Li R, Buras E, Lee J, Liu R, Liu V, Espiritu C, Ozer K, Thompson B, Nally L, Yuan G, Oka K, Chang B, Samson S, Yechoor V, Chan L
DRC and Division of Diabetes, Endocrinology and Metabolism, Department of Medicine, Baylor College of Medicine, Houston, TX, USA.
Gene Ther. 2015 Nov;22(11):876-82. doi: 10.1038/gt.2015.62. Epub 2015 Jul 14.
Islet transplantation for type 1 diabetes is limited by a shortage of donor islets and requirement for immunosuppression. We approached this problem by inducing in vivo islet neogenesis in non-obese diabetic (NOD) diabetic mice, a model of autoimmune diabetes. We demonstrate that gene therapy with helper-dependent adenovirus carrying neurogenin3 (Ngn3), an islet lineage-defining transcription factor, and betacellulin (Btc), an islet growth factor, leads to the induction of periportal insulin-positive cell clusters in the liver, which are rapidly destroyed. To specifically accord protection to these 'neo-islets' from cytokine-mediated destruction, we overexpressed suppressor of cytokine signaling 1 (SOCS1) gene, using a rat insulin promoter in combination with Ngn3 and Btc. With this approach, about half of diabetic mice attained euglycemia sustained for over 4 months, regain glucose tolerance and appropriate glucose-stimulated insulin secretion. Histological analysis revealed periportal islet hormone-expressing 'neo-islets' in treated mouse livers. Despite evidence of persistent 'insulitis' with activated T cells, these 'neo-islets' persist to maintain euglycemia. This therapy does not affect diabetogenicity of splenocytes, as they retain the ability to transfer diabetes. This study thus provides a proof-of-concept for engineering in vivo islet neogenesis with targeted resistance to cytokine-mediated destruction to provide a long-term reversal of diabetes in NOD mice.
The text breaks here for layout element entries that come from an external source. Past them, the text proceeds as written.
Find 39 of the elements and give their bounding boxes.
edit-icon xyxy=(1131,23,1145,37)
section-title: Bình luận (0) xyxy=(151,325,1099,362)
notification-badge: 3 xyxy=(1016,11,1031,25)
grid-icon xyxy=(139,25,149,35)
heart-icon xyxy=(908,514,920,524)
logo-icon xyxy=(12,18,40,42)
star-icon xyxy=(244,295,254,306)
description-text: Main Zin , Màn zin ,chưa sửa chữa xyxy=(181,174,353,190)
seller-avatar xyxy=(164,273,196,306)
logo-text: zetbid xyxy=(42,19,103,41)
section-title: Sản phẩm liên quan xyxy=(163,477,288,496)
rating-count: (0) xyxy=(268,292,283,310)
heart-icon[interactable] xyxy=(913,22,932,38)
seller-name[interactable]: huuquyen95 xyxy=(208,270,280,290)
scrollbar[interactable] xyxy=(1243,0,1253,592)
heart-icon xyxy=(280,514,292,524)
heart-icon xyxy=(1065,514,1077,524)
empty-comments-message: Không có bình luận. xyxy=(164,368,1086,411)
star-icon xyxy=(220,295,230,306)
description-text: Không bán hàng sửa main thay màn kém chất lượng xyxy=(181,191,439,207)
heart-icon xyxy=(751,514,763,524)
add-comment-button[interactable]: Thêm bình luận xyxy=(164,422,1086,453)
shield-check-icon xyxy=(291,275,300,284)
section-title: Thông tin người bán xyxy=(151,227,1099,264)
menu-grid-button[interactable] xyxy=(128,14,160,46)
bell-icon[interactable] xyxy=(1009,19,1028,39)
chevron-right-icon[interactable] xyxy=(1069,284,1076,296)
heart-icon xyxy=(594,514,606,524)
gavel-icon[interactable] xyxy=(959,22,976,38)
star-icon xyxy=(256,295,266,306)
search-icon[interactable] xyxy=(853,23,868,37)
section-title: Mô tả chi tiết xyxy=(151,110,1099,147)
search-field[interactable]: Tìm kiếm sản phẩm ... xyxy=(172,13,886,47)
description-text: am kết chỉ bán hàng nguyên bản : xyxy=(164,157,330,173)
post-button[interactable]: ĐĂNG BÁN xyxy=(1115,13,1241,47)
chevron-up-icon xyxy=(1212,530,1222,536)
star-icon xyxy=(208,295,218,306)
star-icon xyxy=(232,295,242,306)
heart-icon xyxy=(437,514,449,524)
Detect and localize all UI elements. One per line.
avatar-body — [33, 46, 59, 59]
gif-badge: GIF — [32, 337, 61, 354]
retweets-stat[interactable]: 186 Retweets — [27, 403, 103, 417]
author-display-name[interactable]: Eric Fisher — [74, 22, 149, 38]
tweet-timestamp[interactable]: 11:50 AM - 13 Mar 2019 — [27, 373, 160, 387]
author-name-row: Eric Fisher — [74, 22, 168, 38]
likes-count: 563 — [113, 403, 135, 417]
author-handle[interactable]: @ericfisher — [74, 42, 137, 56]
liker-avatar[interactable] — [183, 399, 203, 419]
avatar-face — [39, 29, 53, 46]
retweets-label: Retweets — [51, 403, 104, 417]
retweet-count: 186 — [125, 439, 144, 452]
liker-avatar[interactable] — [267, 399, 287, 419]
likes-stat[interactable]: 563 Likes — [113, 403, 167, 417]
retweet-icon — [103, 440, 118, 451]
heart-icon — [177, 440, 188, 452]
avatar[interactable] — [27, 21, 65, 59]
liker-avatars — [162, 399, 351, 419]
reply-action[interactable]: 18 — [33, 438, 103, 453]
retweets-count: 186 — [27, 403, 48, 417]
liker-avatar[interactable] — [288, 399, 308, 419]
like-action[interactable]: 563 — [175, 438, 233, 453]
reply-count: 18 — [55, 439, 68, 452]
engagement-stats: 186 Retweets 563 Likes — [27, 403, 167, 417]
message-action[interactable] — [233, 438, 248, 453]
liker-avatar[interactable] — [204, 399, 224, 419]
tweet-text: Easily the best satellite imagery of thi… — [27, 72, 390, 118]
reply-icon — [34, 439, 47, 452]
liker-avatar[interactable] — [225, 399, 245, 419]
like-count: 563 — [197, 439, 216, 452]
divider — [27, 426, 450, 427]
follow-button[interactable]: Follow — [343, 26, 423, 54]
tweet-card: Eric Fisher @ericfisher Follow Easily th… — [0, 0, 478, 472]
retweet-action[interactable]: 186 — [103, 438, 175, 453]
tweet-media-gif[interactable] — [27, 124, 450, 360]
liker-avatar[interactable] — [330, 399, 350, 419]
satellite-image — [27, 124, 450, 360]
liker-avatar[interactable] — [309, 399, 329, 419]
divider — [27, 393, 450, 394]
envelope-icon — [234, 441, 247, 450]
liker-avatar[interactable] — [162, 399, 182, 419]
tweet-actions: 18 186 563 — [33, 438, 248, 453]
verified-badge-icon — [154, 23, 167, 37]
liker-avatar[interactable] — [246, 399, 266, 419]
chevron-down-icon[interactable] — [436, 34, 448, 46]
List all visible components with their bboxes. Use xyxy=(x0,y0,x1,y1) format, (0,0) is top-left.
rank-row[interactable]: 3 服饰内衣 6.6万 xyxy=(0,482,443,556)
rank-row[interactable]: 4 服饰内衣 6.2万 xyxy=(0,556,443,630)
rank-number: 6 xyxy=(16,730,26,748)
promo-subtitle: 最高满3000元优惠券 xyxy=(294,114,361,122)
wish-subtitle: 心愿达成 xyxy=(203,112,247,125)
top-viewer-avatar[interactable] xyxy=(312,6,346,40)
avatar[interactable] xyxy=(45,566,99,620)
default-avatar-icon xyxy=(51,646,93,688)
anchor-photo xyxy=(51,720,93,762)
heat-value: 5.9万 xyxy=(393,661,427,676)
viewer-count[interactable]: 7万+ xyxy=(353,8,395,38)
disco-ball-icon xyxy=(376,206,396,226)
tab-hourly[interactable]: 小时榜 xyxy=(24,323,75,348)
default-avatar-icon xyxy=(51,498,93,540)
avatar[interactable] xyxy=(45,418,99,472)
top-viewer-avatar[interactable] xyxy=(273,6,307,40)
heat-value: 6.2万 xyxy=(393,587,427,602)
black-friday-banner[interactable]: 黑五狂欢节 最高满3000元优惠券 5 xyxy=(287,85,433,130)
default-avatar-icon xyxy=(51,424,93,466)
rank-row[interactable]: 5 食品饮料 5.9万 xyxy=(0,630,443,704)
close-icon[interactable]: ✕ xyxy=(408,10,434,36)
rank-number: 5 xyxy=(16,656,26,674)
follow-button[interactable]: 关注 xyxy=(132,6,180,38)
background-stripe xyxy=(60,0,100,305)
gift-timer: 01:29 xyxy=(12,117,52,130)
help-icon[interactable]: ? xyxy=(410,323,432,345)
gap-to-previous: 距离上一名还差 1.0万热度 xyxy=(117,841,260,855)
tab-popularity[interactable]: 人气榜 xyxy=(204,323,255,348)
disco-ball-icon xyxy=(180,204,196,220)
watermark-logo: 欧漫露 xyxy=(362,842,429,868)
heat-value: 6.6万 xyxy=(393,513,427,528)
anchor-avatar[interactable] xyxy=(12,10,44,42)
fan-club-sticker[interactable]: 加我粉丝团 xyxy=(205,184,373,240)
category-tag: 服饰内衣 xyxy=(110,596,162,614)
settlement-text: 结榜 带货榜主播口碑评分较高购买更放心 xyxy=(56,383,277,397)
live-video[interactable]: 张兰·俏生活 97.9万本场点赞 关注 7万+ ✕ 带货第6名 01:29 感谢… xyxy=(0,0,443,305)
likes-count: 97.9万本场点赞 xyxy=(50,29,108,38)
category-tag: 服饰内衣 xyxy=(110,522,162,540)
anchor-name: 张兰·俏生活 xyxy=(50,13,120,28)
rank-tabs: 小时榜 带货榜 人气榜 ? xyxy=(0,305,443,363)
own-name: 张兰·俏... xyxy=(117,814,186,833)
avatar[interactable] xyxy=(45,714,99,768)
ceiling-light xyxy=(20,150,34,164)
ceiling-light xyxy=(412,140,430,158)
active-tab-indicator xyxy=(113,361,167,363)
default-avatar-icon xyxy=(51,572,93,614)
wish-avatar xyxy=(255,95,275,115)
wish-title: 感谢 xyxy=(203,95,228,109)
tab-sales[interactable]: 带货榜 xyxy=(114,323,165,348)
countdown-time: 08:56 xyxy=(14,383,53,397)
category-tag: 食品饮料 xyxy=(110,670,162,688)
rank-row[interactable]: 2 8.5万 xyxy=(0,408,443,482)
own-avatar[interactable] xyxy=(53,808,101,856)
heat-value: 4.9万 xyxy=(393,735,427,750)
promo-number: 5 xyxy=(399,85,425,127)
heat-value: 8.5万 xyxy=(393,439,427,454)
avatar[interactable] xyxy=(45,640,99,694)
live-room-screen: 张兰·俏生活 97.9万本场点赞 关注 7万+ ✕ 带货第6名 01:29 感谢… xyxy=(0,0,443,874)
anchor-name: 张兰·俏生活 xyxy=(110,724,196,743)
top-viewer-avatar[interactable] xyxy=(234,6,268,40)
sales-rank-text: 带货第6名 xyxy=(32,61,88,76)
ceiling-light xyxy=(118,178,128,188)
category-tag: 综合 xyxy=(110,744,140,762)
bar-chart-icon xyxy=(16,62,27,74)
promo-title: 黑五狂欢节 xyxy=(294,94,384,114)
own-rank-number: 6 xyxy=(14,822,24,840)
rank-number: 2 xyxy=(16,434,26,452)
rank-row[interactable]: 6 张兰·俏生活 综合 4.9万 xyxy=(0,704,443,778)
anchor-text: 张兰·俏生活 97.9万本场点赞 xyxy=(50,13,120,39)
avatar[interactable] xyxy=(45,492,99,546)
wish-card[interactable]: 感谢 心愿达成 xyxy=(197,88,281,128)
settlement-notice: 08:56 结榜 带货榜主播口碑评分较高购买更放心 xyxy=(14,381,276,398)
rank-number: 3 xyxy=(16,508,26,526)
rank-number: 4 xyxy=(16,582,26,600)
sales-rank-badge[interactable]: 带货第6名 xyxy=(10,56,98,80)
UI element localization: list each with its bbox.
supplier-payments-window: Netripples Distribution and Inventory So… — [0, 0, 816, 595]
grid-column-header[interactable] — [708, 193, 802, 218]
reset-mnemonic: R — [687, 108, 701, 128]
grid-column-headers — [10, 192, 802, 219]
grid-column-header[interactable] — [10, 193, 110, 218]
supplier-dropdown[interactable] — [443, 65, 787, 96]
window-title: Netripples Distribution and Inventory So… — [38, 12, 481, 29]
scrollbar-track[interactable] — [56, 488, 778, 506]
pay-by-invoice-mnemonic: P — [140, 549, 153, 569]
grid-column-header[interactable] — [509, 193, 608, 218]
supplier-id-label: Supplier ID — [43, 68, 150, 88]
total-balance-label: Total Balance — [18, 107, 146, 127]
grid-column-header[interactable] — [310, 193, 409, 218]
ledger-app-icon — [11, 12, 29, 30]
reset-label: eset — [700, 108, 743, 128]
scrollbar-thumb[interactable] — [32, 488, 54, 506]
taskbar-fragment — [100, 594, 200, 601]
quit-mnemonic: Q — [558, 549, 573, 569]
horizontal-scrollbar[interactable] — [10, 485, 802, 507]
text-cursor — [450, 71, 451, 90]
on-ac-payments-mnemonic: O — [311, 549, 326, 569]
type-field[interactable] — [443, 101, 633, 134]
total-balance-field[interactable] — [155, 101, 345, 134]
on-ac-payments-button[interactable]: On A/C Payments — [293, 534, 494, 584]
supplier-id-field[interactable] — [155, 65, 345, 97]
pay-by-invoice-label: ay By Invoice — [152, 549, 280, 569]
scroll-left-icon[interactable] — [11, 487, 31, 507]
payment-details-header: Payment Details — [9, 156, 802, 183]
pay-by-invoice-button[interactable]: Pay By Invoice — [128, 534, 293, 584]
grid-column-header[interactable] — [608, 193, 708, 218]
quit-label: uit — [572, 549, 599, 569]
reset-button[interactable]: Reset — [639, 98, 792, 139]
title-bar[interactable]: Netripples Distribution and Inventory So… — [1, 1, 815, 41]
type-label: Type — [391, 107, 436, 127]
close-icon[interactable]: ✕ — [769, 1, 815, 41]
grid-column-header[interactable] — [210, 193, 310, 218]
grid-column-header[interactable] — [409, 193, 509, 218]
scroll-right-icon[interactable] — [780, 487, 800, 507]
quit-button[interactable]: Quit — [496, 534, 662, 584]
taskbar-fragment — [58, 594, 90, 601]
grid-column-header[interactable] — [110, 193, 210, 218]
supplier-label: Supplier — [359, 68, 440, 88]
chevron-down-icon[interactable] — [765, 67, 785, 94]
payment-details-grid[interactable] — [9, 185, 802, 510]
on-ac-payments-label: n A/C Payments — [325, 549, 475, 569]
1型糖尿病的胰岛移植受到供体胰岛短缺和免疫抑制需求的限制。我们通过在非肥胖糖尿病(NOD)小鼠(一种自身免疫性糖尿病模型)体内诱导胰岛新生来解决这个问题。我们证明,用携带胰岛谱系定义转录因子神经生成素3(Ngn3)和胰岛生长因子β细胞ulin(Btc)的辅助依赖型腺病毒进行基因治疗,可导致肝脏门周胰岛素阳性细胞簇的诱导,但这些细胞簇会迅速被破坏。为了特异性地保护这些“新胰岛”免受细胞因子介导的破坏,我们使用大鼠胰岛素启动子与Ngn3和Btc联合过表达细胞因子信号传导抑制因子1(SOCS1)基因。通过这种方法,约一半的糖尿病小鼠实现了持续4个月以上的血糖正常,恢复了葡萄糖耐量并具有适当的葡萄糖刺激胰岛素分泌。组织学分析显示,治疗后的小鼠肝脏中有门周表达胰岛激素的“新胰岛”。尽管有证据表明存在活化T细胞导致的持续性“胰岛炎”,但这些“新胰岛”仍持续存在以维持血糖正常。这种治疗不影响脾细胞的致糖尿病性,因为它们保留了转移糖尿病的能力。因此,本研究为通过对细胞因子介导的破坏进行靶向抗性来工程化体内胰岛新生以实现NOD小鼠糖尿病的长期逆转提供了概念验证。